Our clockwise driving tour of New Zealand's South Island is going amazingly well. We've more or less acclimated to driving on the left, so driving on the highways here has become a truly fun and relaxing pursuit, much like it is back home.
But today, we have a big trip ahead of us: a seven-hour drive from Franz Josef Glacier to the town of Motueka, New Zealand, which is way up on the north side of the South Island. Clearly, we'll have to summon our inner Americans and get into "power vacation" mode: getting up early, screaming down the highway, and putting some serious distance between us and the west coast.
It's time to make tracks.
One reward for getting a really early start was seeing excellent morning lighting for misty landscape photographs.
We drove for over an hour before even stopping for coffee, since finding an open cafe on the South Island's west coast can be next to impossible at 7:00am. We stopped off in the tiny town of Ross, NZ for a cup of the good stuff, while a jukebox played cowboy music in the background. This coffee was so strong that I spontaneously sprung several new hairs on my chest...

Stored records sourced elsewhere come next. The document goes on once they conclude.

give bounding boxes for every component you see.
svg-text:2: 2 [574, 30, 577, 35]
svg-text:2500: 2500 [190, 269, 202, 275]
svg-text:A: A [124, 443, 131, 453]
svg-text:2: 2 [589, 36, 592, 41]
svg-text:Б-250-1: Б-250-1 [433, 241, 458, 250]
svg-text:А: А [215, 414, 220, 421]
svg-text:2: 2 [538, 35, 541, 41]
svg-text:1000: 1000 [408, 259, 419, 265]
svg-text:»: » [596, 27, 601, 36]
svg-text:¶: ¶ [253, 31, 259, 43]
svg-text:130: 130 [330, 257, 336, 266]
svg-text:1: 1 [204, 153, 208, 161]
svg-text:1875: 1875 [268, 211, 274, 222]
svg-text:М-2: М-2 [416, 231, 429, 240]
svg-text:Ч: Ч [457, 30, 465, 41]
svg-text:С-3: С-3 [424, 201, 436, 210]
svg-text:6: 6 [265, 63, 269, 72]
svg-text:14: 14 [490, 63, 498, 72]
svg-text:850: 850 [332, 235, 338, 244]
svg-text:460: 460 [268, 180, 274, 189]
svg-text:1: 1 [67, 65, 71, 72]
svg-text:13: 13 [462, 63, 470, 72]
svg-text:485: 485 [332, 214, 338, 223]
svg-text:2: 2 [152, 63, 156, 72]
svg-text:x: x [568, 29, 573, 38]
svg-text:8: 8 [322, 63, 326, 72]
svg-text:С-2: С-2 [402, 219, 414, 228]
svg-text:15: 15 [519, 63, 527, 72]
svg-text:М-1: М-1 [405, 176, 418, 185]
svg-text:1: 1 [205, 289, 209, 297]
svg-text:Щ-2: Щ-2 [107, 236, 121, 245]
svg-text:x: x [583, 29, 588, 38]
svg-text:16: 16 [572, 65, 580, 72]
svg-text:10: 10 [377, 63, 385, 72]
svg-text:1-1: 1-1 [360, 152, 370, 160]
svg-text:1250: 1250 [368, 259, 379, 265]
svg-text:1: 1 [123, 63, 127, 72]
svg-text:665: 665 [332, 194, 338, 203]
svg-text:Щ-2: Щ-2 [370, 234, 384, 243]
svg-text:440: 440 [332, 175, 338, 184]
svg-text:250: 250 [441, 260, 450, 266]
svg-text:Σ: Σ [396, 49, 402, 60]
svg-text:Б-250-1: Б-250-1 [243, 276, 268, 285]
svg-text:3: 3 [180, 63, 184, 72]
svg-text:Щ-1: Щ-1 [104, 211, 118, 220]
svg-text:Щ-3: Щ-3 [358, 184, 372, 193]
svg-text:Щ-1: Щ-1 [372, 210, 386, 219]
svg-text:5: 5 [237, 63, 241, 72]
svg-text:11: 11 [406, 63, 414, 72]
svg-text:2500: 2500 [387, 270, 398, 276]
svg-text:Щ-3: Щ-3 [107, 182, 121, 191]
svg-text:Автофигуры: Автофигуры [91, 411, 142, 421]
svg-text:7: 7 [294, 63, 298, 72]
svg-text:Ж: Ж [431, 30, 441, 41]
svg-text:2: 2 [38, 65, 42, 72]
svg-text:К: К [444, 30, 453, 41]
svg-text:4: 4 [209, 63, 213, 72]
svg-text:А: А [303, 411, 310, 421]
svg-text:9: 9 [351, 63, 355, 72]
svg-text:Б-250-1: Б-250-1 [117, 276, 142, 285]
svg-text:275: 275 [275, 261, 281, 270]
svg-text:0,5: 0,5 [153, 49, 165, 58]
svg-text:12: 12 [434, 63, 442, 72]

...and Laura had to put about seven sugars into hers.
We drove through Hokitika, a sizeable town featuring a sphagnum moss processing plant, big farm equipment outlets and several outdoor stores.
There was a slight delay as a "wide load" driver had to check the clearance under a one-lane trestle. He had just inches to spare.
Another feature fairly common to this region of the South Island is the combination train-and-car one-lane bridge. In the case of this particular bridge, the traffic coming from the other side of the bridge gets priority, while the traffic coming from my direction gets last priority. The train gets the right of way all the time.
Ho, hum: another typical, everyday, shockingly beautiful New Zealand landscape, just begging to be photographed.
A very typical type of New Zealand camper, almost all windows, which to us seemed like a metaphor for the people here. Everyone knows that New Zealanders are friendly, but they are also modest and don't talk about themselves much until you draw them out a bit.
But that's when you learn all sorts of things. It feels as if New Zealanders have nothing to hide.
The open road. In two days we will have driven four-fifths of the entire length of the South Island and seen a glacier. The photo below shows the kind of traffic that was typical throughout our drives on the South Island--we would soon find this to be typical in most areas of the North Island too.
One of the many, many war memorials we saw throughout the South Island. This was in a tiny town which was not much more than a crossroads; just a gas station and a couple of dozen houses. Every community across the country made sacrifices.